Ligue Europa : Strasbourg doit éviter le piège contre le Maccabi Haïfa

Ligue Europa : Strasbourg doit éviter le piège contre le Maccabi Haïfa©Media365

Geoffrey Steines, publié le jeudi 01 août 2019 à 07h10

Même s'il s'est imposé au match aller jeudi dernier (3-1) et a pris une belle option sur le 3eme tour de qualification de Ligue Europa, Strasbourg se méfie grandement du Maccabi Haïfa. Le club israélien est en effet habitué à jouer des mauvais tours aux clubs français.

Le retour de Strasbourg sur la scène européenne s'est déroulé presque comme dans un rêve. Une victoire logique, un scénario renversant, une ambiance de folie à la Meinau : il y avait tous les ingrédients de la soirée réussie jeudi dernier contre le Maccabi Haïfa (3-1). Mais le job n'est pas encore terminé pour le Racing. Il ne sera pas si simple de résister à la furia israélienne jeudi pour le match retour du 2eme de tour de qualification de Ligue Europa (19h00).

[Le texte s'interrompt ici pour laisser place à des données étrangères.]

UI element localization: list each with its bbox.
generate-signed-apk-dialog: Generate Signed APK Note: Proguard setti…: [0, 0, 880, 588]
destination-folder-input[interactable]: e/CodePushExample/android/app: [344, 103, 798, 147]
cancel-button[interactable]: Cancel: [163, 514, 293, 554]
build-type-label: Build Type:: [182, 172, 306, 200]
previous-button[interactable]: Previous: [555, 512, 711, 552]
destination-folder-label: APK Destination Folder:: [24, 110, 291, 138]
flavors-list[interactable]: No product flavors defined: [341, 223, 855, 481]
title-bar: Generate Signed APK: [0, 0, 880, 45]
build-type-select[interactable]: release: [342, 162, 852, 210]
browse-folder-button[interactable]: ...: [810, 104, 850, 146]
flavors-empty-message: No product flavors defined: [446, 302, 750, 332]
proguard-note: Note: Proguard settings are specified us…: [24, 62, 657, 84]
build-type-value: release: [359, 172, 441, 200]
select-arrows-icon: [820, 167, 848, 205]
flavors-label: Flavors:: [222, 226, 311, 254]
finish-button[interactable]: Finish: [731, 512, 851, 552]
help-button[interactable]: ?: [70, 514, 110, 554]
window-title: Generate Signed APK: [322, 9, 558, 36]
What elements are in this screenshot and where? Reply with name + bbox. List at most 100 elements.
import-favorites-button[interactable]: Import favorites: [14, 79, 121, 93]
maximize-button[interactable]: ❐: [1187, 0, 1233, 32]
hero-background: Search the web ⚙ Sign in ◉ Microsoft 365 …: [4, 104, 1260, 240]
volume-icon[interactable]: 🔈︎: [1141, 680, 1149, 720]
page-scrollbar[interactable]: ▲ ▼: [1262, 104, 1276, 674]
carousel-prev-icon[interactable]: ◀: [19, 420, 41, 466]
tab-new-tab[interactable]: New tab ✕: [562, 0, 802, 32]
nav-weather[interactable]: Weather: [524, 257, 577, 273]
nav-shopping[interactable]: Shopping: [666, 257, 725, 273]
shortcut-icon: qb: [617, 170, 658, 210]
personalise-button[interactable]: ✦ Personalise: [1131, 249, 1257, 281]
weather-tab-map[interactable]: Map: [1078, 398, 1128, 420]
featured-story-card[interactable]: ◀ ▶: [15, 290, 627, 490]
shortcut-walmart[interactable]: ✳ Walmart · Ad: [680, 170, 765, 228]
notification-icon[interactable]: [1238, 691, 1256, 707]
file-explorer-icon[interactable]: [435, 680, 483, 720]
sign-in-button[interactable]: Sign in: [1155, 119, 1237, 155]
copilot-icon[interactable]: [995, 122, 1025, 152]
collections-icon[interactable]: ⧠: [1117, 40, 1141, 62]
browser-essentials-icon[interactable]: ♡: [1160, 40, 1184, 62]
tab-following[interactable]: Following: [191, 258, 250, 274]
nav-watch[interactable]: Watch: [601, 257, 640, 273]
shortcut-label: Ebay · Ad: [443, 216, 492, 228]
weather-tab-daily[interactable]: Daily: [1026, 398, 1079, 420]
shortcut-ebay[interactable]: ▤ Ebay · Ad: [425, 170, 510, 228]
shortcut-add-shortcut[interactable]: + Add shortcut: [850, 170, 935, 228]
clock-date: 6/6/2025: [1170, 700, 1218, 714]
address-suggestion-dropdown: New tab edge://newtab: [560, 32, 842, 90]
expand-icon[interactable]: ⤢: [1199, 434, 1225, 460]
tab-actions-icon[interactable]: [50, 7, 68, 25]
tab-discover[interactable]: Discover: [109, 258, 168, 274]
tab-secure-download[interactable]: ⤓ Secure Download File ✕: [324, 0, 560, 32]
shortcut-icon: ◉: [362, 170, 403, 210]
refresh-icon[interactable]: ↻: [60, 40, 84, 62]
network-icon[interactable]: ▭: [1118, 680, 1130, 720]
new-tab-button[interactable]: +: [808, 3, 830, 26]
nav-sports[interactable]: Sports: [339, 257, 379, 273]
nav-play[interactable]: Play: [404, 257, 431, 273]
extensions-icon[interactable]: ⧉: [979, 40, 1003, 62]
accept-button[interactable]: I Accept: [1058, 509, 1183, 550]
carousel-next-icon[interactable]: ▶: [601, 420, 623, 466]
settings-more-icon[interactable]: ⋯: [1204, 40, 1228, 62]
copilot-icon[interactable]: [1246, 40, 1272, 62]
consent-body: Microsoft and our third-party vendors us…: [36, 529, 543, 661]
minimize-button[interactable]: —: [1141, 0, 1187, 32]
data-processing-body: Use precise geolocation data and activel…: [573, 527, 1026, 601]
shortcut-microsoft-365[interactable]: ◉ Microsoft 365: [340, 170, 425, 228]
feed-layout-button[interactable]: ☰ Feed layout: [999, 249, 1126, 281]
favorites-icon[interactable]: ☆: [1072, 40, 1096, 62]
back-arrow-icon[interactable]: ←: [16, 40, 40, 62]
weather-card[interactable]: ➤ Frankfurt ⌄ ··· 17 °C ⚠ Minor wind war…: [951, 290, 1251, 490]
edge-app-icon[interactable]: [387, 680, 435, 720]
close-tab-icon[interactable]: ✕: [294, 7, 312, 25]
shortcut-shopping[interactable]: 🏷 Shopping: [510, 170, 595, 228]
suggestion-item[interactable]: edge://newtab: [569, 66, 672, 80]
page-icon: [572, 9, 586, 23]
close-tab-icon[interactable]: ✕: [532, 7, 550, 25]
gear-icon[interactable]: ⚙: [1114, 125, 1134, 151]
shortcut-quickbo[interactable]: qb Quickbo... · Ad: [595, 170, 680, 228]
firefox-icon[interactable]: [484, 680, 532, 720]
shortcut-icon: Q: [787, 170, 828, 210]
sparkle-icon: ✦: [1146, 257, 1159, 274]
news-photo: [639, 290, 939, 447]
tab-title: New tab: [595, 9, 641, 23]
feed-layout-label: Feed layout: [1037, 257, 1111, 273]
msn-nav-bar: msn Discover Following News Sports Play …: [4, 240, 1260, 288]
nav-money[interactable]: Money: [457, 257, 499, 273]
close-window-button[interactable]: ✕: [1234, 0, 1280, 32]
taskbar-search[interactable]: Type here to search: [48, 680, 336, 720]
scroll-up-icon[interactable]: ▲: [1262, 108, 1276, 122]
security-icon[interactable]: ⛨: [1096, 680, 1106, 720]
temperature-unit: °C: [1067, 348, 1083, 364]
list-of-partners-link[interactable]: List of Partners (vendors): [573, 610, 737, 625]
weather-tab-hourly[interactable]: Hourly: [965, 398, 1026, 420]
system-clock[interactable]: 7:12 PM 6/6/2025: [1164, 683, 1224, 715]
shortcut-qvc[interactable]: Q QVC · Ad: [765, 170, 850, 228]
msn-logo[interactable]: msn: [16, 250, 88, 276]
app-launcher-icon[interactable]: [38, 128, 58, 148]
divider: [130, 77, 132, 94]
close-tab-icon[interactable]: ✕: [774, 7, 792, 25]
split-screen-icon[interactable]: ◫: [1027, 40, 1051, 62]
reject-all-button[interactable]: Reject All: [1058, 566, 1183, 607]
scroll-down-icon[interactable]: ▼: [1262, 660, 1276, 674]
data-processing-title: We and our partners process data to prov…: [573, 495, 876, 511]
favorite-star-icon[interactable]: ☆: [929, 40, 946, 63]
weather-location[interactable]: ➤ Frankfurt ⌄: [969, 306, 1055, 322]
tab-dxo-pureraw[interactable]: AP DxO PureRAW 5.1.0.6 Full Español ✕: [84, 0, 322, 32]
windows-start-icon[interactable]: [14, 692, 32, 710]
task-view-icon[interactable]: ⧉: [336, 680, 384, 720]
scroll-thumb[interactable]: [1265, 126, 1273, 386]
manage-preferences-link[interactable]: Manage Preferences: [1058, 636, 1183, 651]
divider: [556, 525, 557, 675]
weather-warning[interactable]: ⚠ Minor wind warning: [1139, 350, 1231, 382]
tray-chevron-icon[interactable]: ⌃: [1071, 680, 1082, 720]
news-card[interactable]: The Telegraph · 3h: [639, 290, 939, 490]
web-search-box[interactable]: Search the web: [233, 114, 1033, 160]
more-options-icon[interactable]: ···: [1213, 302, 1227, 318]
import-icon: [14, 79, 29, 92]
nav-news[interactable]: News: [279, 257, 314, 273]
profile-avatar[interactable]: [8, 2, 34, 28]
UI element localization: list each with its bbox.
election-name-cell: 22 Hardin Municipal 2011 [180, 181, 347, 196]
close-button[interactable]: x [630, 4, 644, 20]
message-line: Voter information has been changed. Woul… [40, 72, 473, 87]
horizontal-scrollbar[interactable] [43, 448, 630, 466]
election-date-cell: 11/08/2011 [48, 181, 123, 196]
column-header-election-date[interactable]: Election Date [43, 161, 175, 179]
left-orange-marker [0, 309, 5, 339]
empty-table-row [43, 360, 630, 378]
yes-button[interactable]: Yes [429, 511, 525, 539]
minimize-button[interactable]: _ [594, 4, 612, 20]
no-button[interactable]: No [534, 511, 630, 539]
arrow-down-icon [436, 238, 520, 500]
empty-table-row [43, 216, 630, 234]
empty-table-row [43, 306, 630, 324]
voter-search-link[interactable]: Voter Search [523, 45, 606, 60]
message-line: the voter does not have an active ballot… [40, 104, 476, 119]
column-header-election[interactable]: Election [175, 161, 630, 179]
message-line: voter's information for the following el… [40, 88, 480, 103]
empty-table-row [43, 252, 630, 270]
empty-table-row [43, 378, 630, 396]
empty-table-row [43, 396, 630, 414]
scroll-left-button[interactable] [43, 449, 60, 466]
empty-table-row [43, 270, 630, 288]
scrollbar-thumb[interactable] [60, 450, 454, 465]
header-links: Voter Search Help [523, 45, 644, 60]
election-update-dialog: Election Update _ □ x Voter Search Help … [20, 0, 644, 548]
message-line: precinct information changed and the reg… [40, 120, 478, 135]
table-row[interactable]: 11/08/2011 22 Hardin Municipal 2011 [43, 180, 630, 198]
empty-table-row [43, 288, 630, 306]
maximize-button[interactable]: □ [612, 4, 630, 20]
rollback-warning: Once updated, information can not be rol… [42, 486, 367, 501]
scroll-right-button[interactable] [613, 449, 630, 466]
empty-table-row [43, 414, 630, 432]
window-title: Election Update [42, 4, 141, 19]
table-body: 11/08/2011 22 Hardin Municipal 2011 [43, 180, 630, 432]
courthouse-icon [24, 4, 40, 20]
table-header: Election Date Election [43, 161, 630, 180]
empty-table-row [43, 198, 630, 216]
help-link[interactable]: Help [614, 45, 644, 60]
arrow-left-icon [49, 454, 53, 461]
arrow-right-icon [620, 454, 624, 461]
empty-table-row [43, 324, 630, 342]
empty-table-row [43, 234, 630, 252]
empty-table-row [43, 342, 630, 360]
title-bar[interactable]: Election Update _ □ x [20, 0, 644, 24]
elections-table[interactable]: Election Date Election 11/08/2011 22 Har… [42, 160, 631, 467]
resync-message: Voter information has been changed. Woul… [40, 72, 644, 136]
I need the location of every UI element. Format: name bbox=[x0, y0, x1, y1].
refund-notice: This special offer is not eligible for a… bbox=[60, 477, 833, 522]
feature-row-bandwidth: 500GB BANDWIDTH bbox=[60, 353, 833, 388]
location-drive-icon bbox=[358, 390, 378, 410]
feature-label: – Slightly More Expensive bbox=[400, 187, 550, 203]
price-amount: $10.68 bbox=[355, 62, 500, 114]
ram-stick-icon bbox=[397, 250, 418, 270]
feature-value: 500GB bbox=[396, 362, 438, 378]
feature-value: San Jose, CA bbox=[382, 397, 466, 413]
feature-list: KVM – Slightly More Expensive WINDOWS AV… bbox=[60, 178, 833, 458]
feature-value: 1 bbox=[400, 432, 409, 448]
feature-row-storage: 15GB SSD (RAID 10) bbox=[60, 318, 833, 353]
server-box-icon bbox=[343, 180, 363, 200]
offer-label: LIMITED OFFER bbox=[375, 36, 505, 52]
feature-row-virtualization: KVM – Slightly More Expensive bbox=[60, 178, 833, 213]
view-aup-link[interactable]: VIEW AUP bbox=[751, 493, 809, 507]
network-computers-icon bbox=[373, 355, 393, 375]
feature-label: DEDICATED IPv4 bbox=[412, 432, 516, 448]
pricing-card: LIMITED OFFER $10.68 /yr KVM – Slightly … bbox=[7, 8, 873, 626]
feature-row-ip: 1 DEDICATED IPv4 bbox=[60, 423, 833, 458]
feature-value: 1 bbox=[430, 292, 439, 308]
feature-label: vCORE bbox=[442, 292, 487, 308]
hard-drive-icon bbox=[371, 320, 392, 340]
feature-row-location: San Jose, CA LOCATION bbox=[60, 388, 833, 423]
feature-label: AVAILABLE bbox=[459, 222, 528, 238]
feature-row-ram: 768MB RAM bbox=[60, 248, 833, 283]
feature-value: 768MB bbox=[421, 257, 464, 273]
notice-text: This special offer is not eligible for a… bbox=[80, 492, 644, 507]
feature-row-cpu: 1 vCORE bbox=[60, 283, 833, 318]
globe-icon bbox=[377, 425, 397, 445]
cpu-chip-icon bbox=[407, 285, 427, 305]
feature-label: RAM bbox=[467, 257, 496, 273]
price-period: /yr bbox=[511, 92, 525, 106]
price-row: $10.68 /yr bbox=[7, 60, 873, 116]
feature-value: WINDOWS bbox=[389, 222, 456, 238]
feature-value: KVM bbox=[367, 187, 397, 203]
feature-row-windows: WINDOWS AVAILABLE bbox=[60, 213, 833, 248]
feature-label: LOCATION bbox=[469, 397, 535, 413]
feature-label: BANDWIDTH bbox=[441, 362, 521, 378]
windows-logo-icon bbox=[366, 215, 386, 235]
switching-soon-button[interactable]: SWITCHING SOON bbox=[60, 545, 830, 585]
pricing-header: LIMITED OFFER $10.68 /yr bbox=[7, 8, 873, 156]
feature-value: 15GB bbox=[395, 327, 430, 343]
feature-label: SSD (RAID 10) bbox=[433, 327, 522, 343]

Même avec deux buts d'avance. « On a toujours dit que cette équipe était dangereuse et qu'il fallait s'en méfier, a soufflé Thierry Laurey mercredi en conférence de presse. On a des repères par rapport à certaines grosses équipes et à certains environnements. Il faudra que tout le monde soit concentré demain. »

Strasbourg et le mauvais exemple PSG

Il n'y a qu'à jeter un rapide coup d'œil dans le rétro pour comprendre qu'Haïfa est tout sauf une terre accueillante pour les adversaires européens (seulement 2 défaites sur ses 15 derniers matchs à domicile). Le seul club français à s'y être imposé, c'est le Bordeaux de Laurent Blanc et Yoann Gourcuff en phase de groupes de la Ligue des Champions en 2009-10 (0-1). Auxerre s'y est incliné en Coupe UEFA en 2006 (3-1) et le PSG y a vécu l'une de ses pires humiliations européennes au premier tour de la Coupe des Coupes en 1998 (3-2). Ces deux défaites remontent à un temps où le Sammy Ofer Stadium, qu'ont découvert mercredi les Strasbourgeois pour le traditionnel entraînement de veille de match, n'était pas encore sorti de terre.

Laurey : « Ce n'est pas pour autant qu'on va trembler »

A coup sûr, il sera garni par près de 30 000 spectateurs jeudi à l'heure du coup d'envoi. « On a la chance d'avoir à Strasbourg des supporters qui nous poussent et ça nous a beaucoup aidés au match. A charge de revanche, maintenant c'est le Maccabi qui va bénéficier de ses supporters. (...) Mais ce n'est pas pour autant qu'on va trembler », a lance Laurey, fidèle à lui-même face aux médias. Il y a une semaine, les montants du Racing, eux, avaient tremblé, et deux fois. Un avertissement que les joueurs n'ont pas oublié. « C'est une équipe qui joue bien en contre, a souligné Jonas Martin. Ils ont des joueurs de ballon et ils prennent rapidement les espaces avec des attaquants rapides. A nous d'être plus vigilants. » Pour le faire, les renforts de Stefan Mitrovic et d'Ibrahima Sissko par rapport au match aller ne seront pas de trop.

Martin : « Si on commence à calculer, c'est là qu'on va se mettre en danger »

En revanche, Kenny Lala, sur les tablettes de la Fiorentina et engluée dans une situation floue quant à son avenir à court terme, n'est pas du déplacement. Ce qui n'inquiète pas Laurey : « On a réussi à s'en passer lors du match aller. (...) C'est la force de cet effectif, avoir la capacité d'animer correctement le poste d'un joueur qui n'est pas là ». Ismaël Aaneba et Jean-Ricner Bellegarde s'étaient succédé dans le rôle de piston droit à la Meinau. Deux jeunes qui pourraient être happés par l'atmosphère et l'enjeu jeudi. D'où l'importance pour le Racing de compter sur ses cadres, à l'image de Martin, dont le discours était résolument offensif : « Si on commence à calculer, c'est là qu'on va se mettre en danger ». Et il ne faut pas grand-chose pour se retrouver sous la menace quand on rend visite au Maccabi Haïfa.